Among their demands were higher wages to replace their current pay, which was far from a living wage and could not even allow them to afford basic necessities such as housing, health care and food. They also rallied to ameliorate substandard working conditions, a lack of paid sick days, benefits and training opportunities. By spring 2008, the workers had not formed a union, but gained an increase in their wages and a few paid sick days each year. That’s when the organizing drive stopped.

Four years later, the security guards on our campus still face dire working conditions.

The uniforms they are required to wear do not sufficiently insulate them against the rain and cold that persists through Philadelphia throughout much of the academic year. As a result, workers’ immune systems are compromised and many suffer constant illnesses.

Although the previous campaign won them a few days of paid sick leave, these are not sufficient. Many workers force themselves to go to work when they should stay home for fear of losing wages that are badly needed to pay bills. Additionally, the health care packages offered by AlliedBarton are out of reach for most workers.

They are often faced with the decision to pay for health coverage and take a second job to pay the bills or forgo insurance altogether. Although these workers are already worn down, AlliedBarton has deemed it unnecessary to schedule more than two workers for the late night shift from 10 p.m. to 6 a.m., leaving only one biking guard available to field calls should either person need to take a break.

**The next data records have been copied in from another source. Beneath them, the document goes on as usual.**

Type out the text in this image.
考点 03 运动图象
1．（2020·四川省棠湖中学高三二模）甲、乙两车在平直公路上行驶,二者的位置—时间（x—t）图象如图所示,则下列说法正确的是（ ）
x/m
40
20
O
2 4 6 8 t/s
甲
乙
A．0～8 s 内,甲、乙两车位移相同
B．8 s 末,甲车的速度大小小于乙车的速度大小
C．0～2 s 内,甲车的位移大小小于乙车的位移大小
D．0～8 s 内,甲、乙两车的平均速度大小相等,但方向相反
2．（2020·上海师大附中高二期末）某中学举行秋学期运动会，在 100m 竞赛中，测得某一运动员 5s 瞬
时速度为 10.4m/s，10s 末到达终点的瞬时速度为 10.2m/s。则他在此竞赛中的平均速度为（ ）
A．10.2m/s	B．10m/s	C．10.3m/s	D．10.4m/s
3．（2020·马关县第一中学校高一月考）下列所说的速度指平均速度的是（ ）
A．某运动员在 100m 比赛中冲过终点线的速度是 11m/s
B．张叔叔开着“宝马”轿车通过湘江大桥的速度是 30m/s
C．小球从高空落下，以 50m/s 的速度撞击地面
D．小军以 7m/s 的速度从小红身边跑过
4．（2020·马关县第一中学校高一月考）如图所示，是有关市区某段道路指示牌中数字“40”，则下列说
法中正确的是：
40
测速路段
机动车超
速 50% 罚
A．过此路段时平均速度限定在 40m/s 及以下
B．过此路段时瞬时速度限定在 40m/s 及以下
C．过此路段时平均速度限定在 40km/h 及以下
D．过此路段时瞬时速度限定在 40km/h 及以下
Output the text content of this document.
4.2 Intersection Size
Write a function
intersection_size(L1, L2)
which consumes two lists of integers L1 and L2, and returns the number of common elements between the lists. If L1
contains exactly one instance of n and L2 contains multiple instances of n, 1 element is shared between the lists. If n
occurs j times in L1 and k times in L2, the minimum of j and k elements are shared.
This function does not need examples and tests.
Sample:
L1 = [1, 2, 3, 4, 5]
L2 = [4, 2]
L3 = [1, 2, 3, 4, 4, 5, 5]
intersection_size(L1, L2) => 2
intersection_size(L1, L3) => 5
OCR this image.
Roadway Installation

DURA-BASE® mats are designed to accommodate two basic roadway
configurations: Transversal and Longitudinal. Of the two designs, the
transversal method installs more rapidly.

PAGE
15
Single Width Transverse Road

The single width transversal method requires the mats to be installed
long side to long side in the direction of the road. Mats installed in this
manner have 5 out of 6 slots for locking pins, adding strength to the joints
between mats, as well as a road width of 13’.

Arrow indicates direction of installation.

To me — and many of the guards — these issues combined with the daily grind not mentioned mean one thing: a lack of respect. These guards are part of our Penn community, people we see every day, whether or not we interact with them. They dedicate their time to ensuring our safety, yet they are forced to endanger their health to do so, while not even receiving adequate compensation.

Though they are employed by AlliedBarton and by not the University, Penn has a responsibility to ensure that those working on campus have sustainable jobs that can enable them to provide for their families without putting them at risk.

Penn boasts its commitment to the Penn Compact, including, “improving local education, healthcare and economic opportunity.”

The University also has a proud legacy of serving as a major employer, a leader in health services and education.

It does not seem that Penn is living up to this commitment through its practices and it is our job as members of this community to hold them accountable. The Penn AlliedBarton Roving Security Guards are holding an election on Wednesday, April 11 to form a union with the Philadelphia Security Guards Union — an independent union born of the efforts to organize a union at the Philadelphia Museum of Art — lead by Jobs with Justice and students from Penn and Temple University.

Support the AlliedBarton Security Guards’ effort to unionize by coming to the rally on Monday at 11:45 a.m. in front of the button and by signing the online petition urging Penn to support their efforts.